Interview: Will AI Replace the Networking Engineers?

In the second half of my chat with David Bombal we focused on automation and AI in networking. Even though we discussed many things, including the dangers of doing a repeatable job, and how to make yourself unique, David chose a nice click-bait headline Will AI Replace the Networking Engineers?. According to Betteridge’s law of headlines the answer is still NO, but it’s obvious AI will replace the low-level easy-to-automate jobs (as textile workers found out almost 200 years ago).

While pondering that statement, keep in mind that AI is more than just machine learning (the overhyped stuff). According to one loose definition, “Artificial intelligence (AI) refers to the simulation of human intelligence in machines that are programmed to think like humans and mimic their actions

Full disclosure: the web site with this definition had and ad for Lego Friends set next to it, making it extra-trusty. I couldn’t find a similarly oversimplified definition on Wikipedia… probably for a good reason.

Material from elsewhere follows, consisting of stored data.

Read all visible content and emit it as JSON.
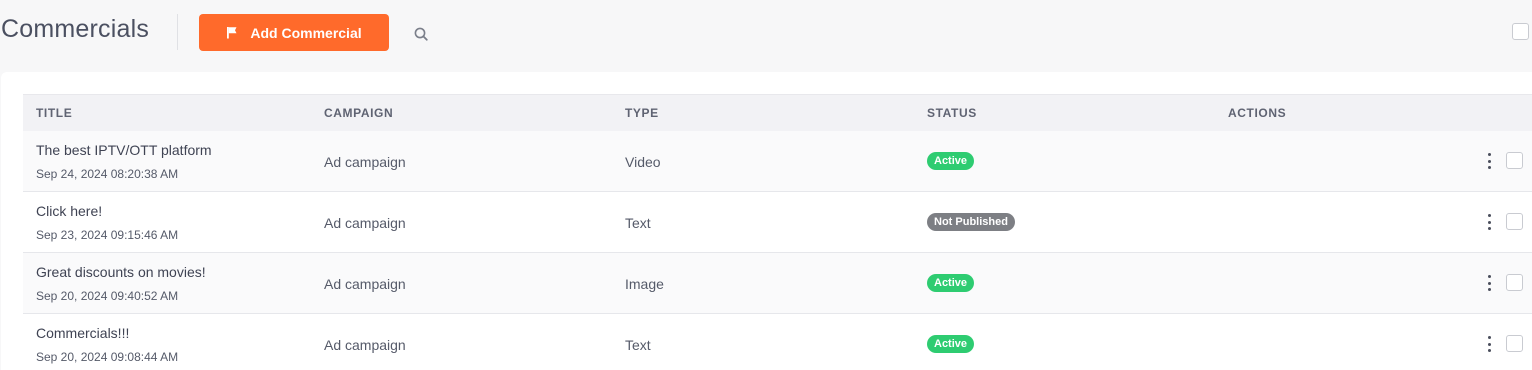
{
  "header": {
    "title": "Commercials",
    "add_label": "Add Commercial"
  },
  "columns": [
    "TITLE",
    "CAMPAIGN",
    "TYPE",
    "STATUS",
    "ACTIONS"
  ],
  "colors": {
    "accent": "#ff6a2b",
    "active": "#2ecc71",
    "not_published": "#7d7f84"
  },
  "rows": [
    {
      "title": "The best IPTV/OTT platform",
      "date": "Sep 24, 2024 08:20:38 AM",
      "campaign": "Ad campaign",
      "type": "Video",
      "status": "Active",
      "status_kind": "active"
    },
    {
      "title": "Click here!",
      "date": "Sep 23, 2024 09:15:46 AM",
      "campaign": "Ad campaign",
      "type": "Text",
      "status": "Not Published",
      "status_kind": "not_published"
    },
    {
      "title": "Great discounts on movies!",
      "date": "Sep 20, 2024 09:40:52 AM",
      "campaign": "Ad campaign",
      "type": "Image",
      "status": "Active",
      "status_kind": "active"
    },
    {
      "title": "Commercials!!!",
      "date": "Sep 20, 2024 09:08:44 AM",
      "campaign": "Ad campaign",
      "type": "Text",
      "status": "Active",
      "status_kind": "active"
    }
  ],
  "icons": {
    "add": "flag-icon",
    "search": "search-icon",
    "row_menu": "more-vertical-icon"
  }
}
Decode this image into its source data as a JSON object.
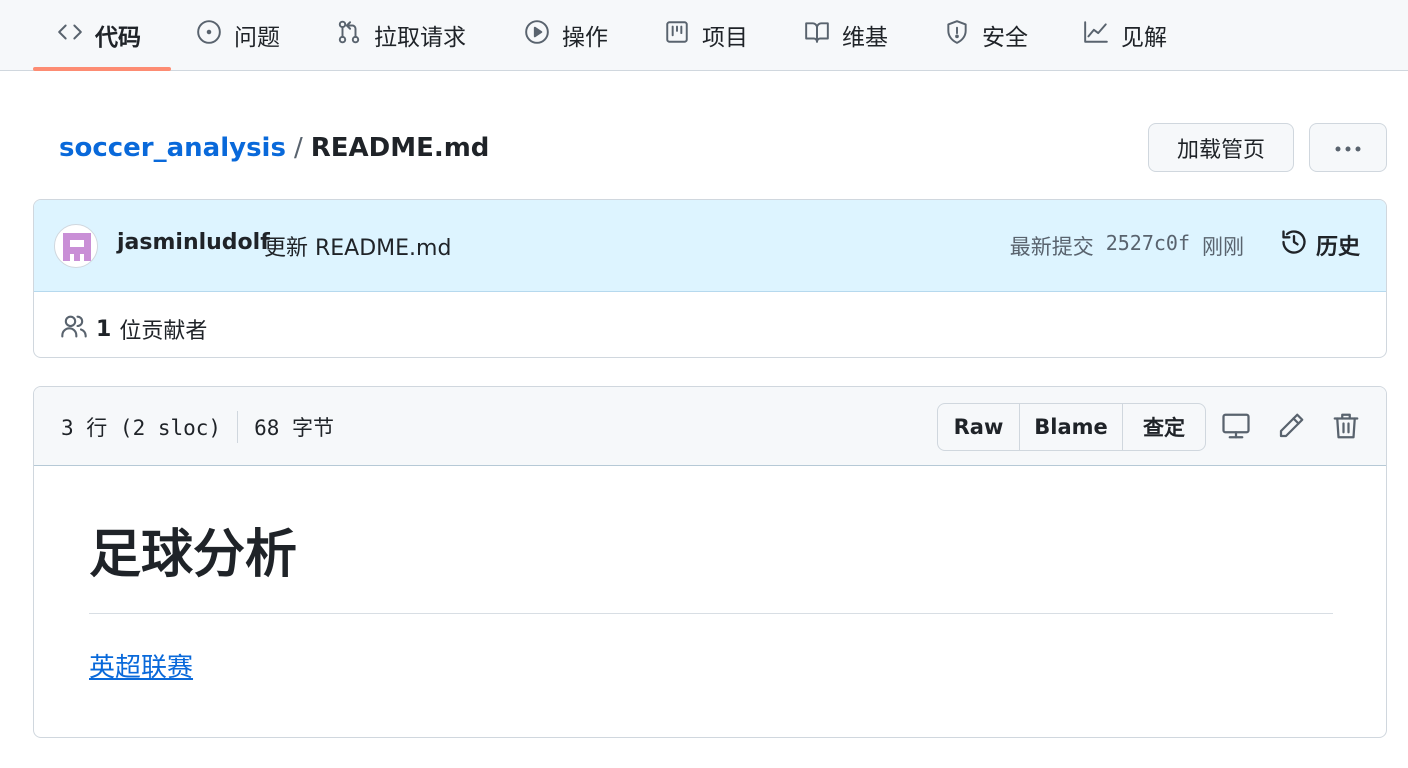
{
  "nav": {
    "tabs": [
      {
        "label": "代码",
        "icon": "code-icon",
        "active": true
      },
      {
        "label": "问题",
        "icon": "issue-icon"
      },
      {
        "label": "拉取请求",
        "icon": "pull-request-icon"
      },
      {
        "label": "操作",
        "icon": "play-icon"
      },
      {
        "label": "项目",
        "icon": "project-icon"
      },
      {
        "label": "维基",
        "icon": "book-icon"
      },
      {
        "label": "安全",
        "icon": "shield-icon"
      },
      {
        "label": "见解",
        "icon": "graph-icon"
      }
    ]
  },
  "breadcrumb": {
    "repo": "soccer_analysis",
    "separator": "/",
    "file": "README.md"
  },
  "actions": {
    "download_label": "加载管页",
    "more_icon": "kebab-horizontal-icon"
  },
  "commit": {
    "author": "jasminludolf",
    "message": "更新 README.md",
    "latest_label": "最新提交",
    "sha": "2527c0f",
    "time": "刚刚",
    "history_label": "历史",
    "contributors_count": "1",
    "contributors_label": "位贡献者"
  },
  "file": {
    "lines_info": "3 行 (2 sloc)",
    "size_info": "68 字节",
    "raw_label": "Raw",
    "blame_label": "Blame",
    "check_label": "查定"
  },
  "readme": {
    "heading": "足球分析",
    "link_text": "英超联赛"
  },
  "colors": {
    "accent_link": "#0969da",
    "tab_underline": "#fd8c73",
    "commit_header_bg": "#ddf4ff",
    "avatar_color": "#c98fd6"
  }
}
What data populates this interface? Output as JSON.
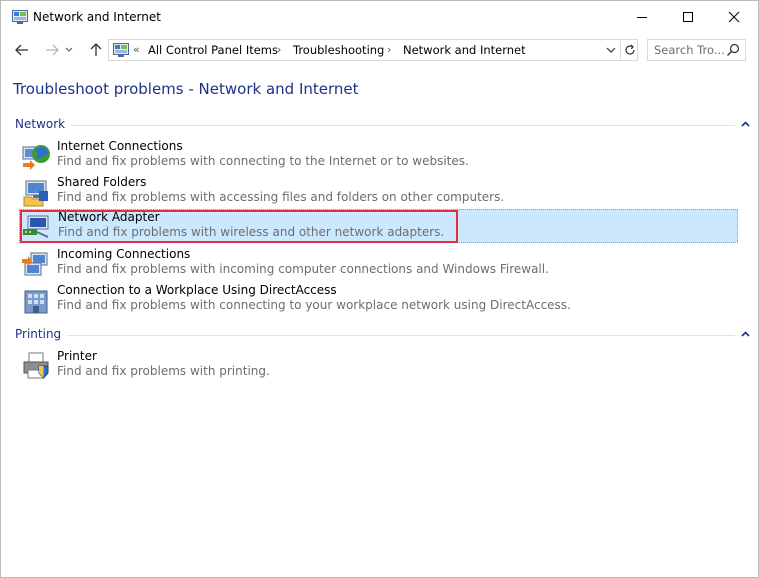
{
  "window": {
    "title": "Network and Internet"
  },
  "address_bar": {
    "overflow": "«",
    "crumbs": [
      "All Control Panel Items",
      "Troubleshooting",
      "Network and Internet"
    ],
    "separator": "›"
  },
  "search": {
    "placeholder": "Search Tro..."
  },
  "page": {
    "title": "Troubleshoot problems - Network and Internet"
  },
  "groups": [
    {
      "label": "Network",
      "items": [
        {
          "title": "Internet Connections",
          "desc": "Find and fix problems with connecting to the Internet or to websites."
        },
        {
          "title": "Shared Folders",
          "desc": "Find and fix problems with accessing files and folders on other computers."
        },
        {
          "title": "Network Adapter",
          "desc": "Find and fix problems with wireless and other network adapters."
        },
        {
          "title": "Incoming Connections",
          "desc": "Find and fix problems with incoming computer connections and Windows Firewall."
        },
        {
          "title": "Connection to a Workplace Using DirectAccess",
          "desc": "Find and fix problems with connecting to your workplace network using DirectAccess."
        }
      ]
    },
    {
      "label": "Printing",
      "items": [
        {
          "title": "Printer",
          "desc": "Find and fix problems with printing."
        }
      ]
    }
  ],
  "selected_item": "Network Adapter",
  "colors": {
    "link_blue": "#1e3287",
    "selection_bg": "#cce8ff",
    "highlight_red": "#e52d3d",
    "desc_gray": "#6d6d6d"
  }
}
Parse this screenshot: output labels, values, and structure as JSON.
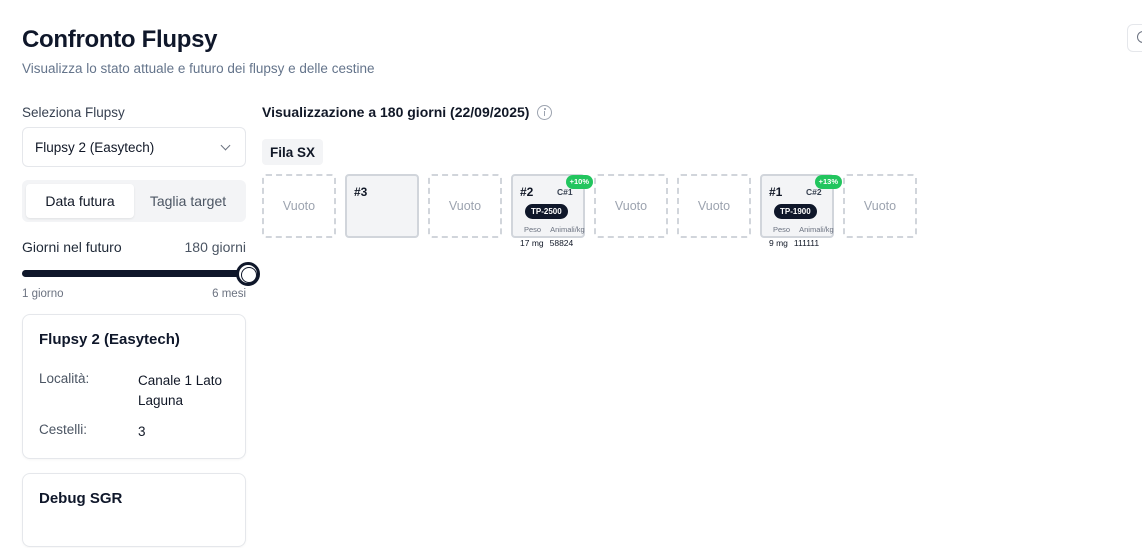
{
  "header": {
    "title": "Confronto Flupsy",
    "subtitle": "Visualizza lo stato attuale e futuro dei flupsy e delle cestine"
  },
  "sidebar": {
    "select_label": "Seleziona Flupsy",
    "selected_flupsy": "Flupsy 2 (Easytech)",
    "tabs": [
      {
        "label": "Data futura",
        "active": true
      },
      {
        "label": "Taglia target",
        "active": false
      }
    ],
    "slider": {
      "label": "Giorni nel futuro",
      "value_text": "180 giorni",
      "value_fraction": 1.0,
      "min_label": "1 giorno",
      "max_label": "6 mesi"
    },
    "info_card": {
      "title": "Flupsy 2 (Easytech)",
      "rows": [
        {
          "key": "Località:",
          "value": "Canale 1 Lato Laguna"
        },
        {
          "key": "Cestelli:",
          "value": "3"
        }
      ]
    },
    "debug_card": {
      "title": "Debug SGR"
    }
  },
  "main": {
    "title": "Visualizzazione a 180 giorni (22/09/2025)",
    "row_label": "Fila SX",
    "empty_label": "Vuoto",
    "stat_labels": {
      "weight": "Peso",
      "density": "Animali/kg"
    },
    "slots": [
      {
        "type": "empty"
      },
      {
        "type": "filled",
        "number": "#3"
      },
      {
        "type": "empty"
      },
      {
        "type": "filled",
        "number": "#2",
        "code": "C#1",
        "growth": "+10%",
        "size": "TP-2500",
        "weight": "17 mg",
        "density": "58824"
      },
      {
        "type": "empty"
      },
      {
        "type": "empty"
      },
      {
        "type": "filled",
        "number": "#1",
        "code": "C#2",
        "growth": "+13%",
        "size": "TP-1900",
        "weight": "9 mg",
        "density": "111111"
      },
      {
        "type": "empty"
      }
    ]
  },
  "colors": {
    "accent": "#0f172a",
    "growth_badge": "#22c55e",
    "border": "#e5e7eb"
  }
}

Anyway, following the tongue-in-cheek tradition of James Mickens, here’s what’s hidden behind the AI curtain (among other things):

  • Expert systems: decision trees with a glamorous veneer.
  • Fuzzy logic: the same decision trees using probabilities instead of yes/no branching.
  • Machine learning: turning trees into a spaghetti mess while fiddling with random probabilities in decision pasta to meet the expectations of whoever put together the training data (slightly more serious explanation).

While I remain skeptical about the general applicability of the third approach (even though it does have some interesting use cases), it’s obvious that it makes perfect sense to convert some of the level-1 TAC procedures into an automated decision tree. Residential IPv6 troubleshooting project was in production in 2014 (unfortunately without the marketing machinery of a major vendor or VC backing), and I’m positive there are tons of similar problems out there just waiting to be solved (as opposed to being marketized by a disruptive startup).